SURAKARTA, iMNews.id – Kira-kira seperti yang tampak di halaman Kamandungan sejak pukul 09.00 hingga sore tadi, Sabtu (6/5) hari ini, ketika Kraton Mataram Surakarta menggelar pisowanan wisuda abdi-dalem yang dilakukan Pengageng Sasana Wilapa di Bangsal Smarakata. Di dalam begitu sibuk ada prosesi upacara wisuda dan layanan pengambilan kekancingan, foto bersama dan sebagainya, di luar “pasewakan” (pisowanan-Red) ada lima unit dhadhak-merak sedang heboh beraksi diiringi gamelan reog persembahan Pakasa Cabang Magetan (Jatim).
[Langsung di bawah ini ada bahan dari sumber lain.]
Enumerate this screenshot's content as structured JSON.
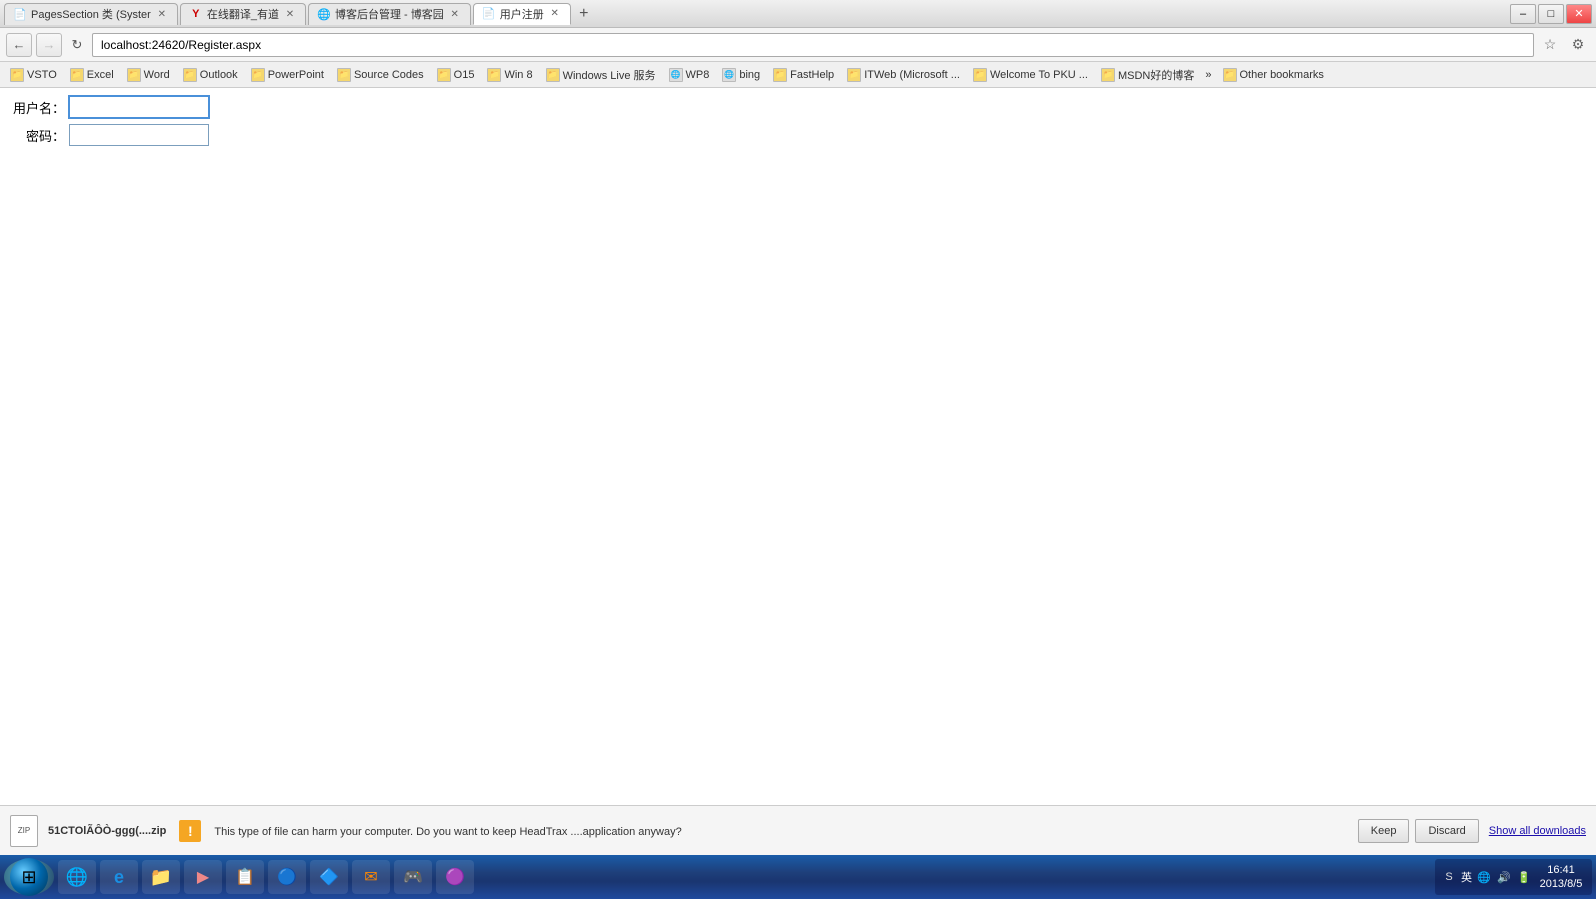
{
  "browser": {
    "tabs": [
      {
        "id": "tab1",
        "title": "PagesSection 类 (Syster",
        "favicon": "page",
        "active": false,
        "closable": true
      },
      {
        "id": "tab2",
        "title": "在线翻译_有道",
        "favicon": "y",
        "active": false,
        "closable": true
      },
      {
        "id": "tab3",
        "title": "博客后台管理 - 博客园",
        "favicon": "blog",
        "active": false,
        "closable": true
      },
      {
        "id": "tab4",
        "title": "用户注册",
        "favicon": "page",
        "active": true,
        "closable": true
      }
    ],
    "address": "localhost:24620/Register.aspx",
    "window_buttons": {
      "minimize": "–",
      "maximize": "□",
      "close": "✕"
    }
  },
  "bookmarks": [
    {
      "label": "VSTO",
      "type": "folder"
    },
    {
      "label": "Excel",
      "type": "folder"
    },
    {
      "label": "Word",
      "type": "folder"
    },
    {
      "label": "Outlook",
      "type": "folder"
    },
    {
      "label": "PowerPoint",
      "type": "folder"
    },
    {
      "label": "Source Codes",
      "type": "folder"
    },
    {
      "label": "O15",
      "type": "folder"
    },
    {
      "label": "Win 8",
      "type": "folder"
    },
    {
      "label": "Windows Live 服务",
      "type": "folder"
    },
    {
      "label": "WP8",
      "type": "bookmark"
    },
    {
      "label": "bing",
      "type": "bookmark"
    },
    {
      "label": "FastHelp",
      "type": "folder"
    },
    {
      "label": "ITWeb (Microsoft ...",
      "type": "folder"
    },
    {
      "label": "Welcome To PKU ...",
      "type": "folder"
    },
    {
      "label": "MSDN好的博客",
      "type": "folder"
    },
    {
      "label": "Other bookmarks",
      "type": "folder"
    }
  ],
  "page": {
    "title": "用户注册",
    "form": {
      "username_label": "用户名：",
      "password_label": "密码：",
      "username_value": "",
      "password_value": ""
    }
  },
  "download_bar": {
    "filename": "51CTOlÃÔÒ-ggg(....zip",
    "warning_text": "This type of file can harm your computer. Do you want to keep HeadTrax ....application anyway?",
    "keep_label": "Keep",
    "discard_label": "Discard",
    "show_all_label": "Show all downloads"
  },
  "taskbar": {
    "apps": [
      {
        "name": "start",
        "icon": "⊞"
      },
      {
        "name": "chrome",
        "icon": "🌐"
      },
      {
        "name": "ie",
        "icon": "e"
      },
      {
        "name": "explorer",
        "icon": "📁"
      },
      {
        "name": "media",
        "icon": "▶"
      },
      {
        "name": "app5",
        "icon": "📋"
      },
      {
        "name": "app6",
        "icon": "🔵"
      },
      {
        "name": "app7",
        "icon": "🔷"
      },
      {
        "name": "app8",
        "icon": "✉"
      },
      {
        "name": "app9",
        "icon": "🎮"
      },
      {
        "name": "app10",
        "icon": "🟣"
      }
    ],
    "tray": {
      "ime_label": "英",
      "time": "16:41",
      "date": "2013/8/5"
    }
  }
}
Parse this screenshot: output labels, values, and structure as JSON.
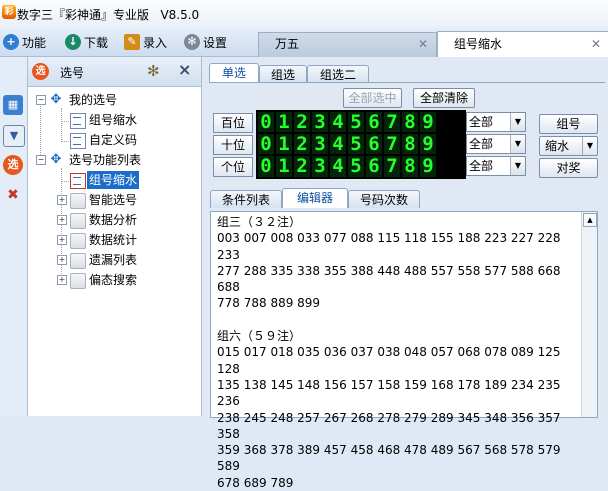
{
  "app": {
    "title": "数字三『彩神通』专业版   V8.5.0",
    "logo_text": "彩"
  },
  "toolbar": {
    "items": [
      {
        "label": "功能",
        "icon": "plus-icon"
      },
      {
        "label": "下载",
        "icon": "download-icon"
      },
      {
        "label": "录入",
        "icon": "pen-icon"
      },
      {
        "label": "设置",
        "icon": "gear-icon"
      }
    ]
  },
  "doc_tabs": [
    {
      "label": "万五",
      "close": "✕"
    },
    {
      "label": "组号缩水",
      "close": "✕"
    }
  ],
  "strip": {
    "badge": "选"
  },
  "tree": {
    "header": {
      "badge": "选",
      "title": "选号"
    },
    "nodes": [
      {
        "label": "我的选号",
        "pm": "−"
      },
      {
        "label": "组号缩水"
      },
      {
        "label": "自定义码"
      },
      {
        "label": "选号功能列表",
        "pm": "−"
      },
      {
        "label": "组号缩水"
      },
      {
        "label": "智能选号",
        "pm": "+"
      },
      {
        "label": "数据分析",
        "pm": "+"
      },
      {
        "label": "数据统计",
        "pm": "+"
      },
      {
        "label": "遗漏列表",
        "pm": "+"
      },
      {
        "label": "偏态搜索",
        "pm": "+"
      }
    ]
  },
  "main": {
    "top_tabs": [
      "单选",
      "组选",
      "组选二"
    ],
    "select_all": "全部选中",
    "clear_all": "全部清除",
    "positions": [
      "百位",
      "十位",
      "个位"
    ],
    "digits": [
      "0",
      "1",
      "2",
      "3",
      "4",
      "5",
      "6",
      "7",
      "8",
      "9"
    ],
    "filter_value": "全部",
    "actions": {
      "group": "组号",
      "shrink": "缩水",
      "compare": "对奖"
    },
    "bottom_tabs": [
      "条件列表",
      "编辑器",
      "号码次数"
    ],
    "editor_text": "组三（３２注）\n003 007 008 033 077 088 115 118 155 188 223 227 228 233\n277 288 335 338 355 388 448 488 557 558 577 588 668 688\n778 788 889 899\n\n组六（５９注）\n015 017 018 035 036 037 038 048 057 068 078 089 125 128\n135 138 145 148 156 157 158 159 168 178 189 234 235 236\n238 245 248 257 267 268 278 279 289 345 348 356 357 358\n359 368 378 389 457 458 468 478 489 567 568 578 579 589\n678 689 789"
  }
}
“Katanya biar gayeng…? Wong ini hanya lima dhadhak-merak saja kok…. Pokoknya, kalau Gusti Moeng dhawuh karena Kraton Mataram Surakarta kagungan kersa, kami pasti sowan dengan kesenian khas kami, Reog Ponorogo. Kami siap menghebohkan setiap hajad-dalem yang digelar kraton. Kami selalu siap. Gusti Moeng tinggal dhawuh saja. Tetapi khusus kali ini, kami mengantar reog persembahan Pakasa Cabang Magetan. Sebagai ungkapan syukur Pakasa Magetan,” ujar KRAT Sunarso.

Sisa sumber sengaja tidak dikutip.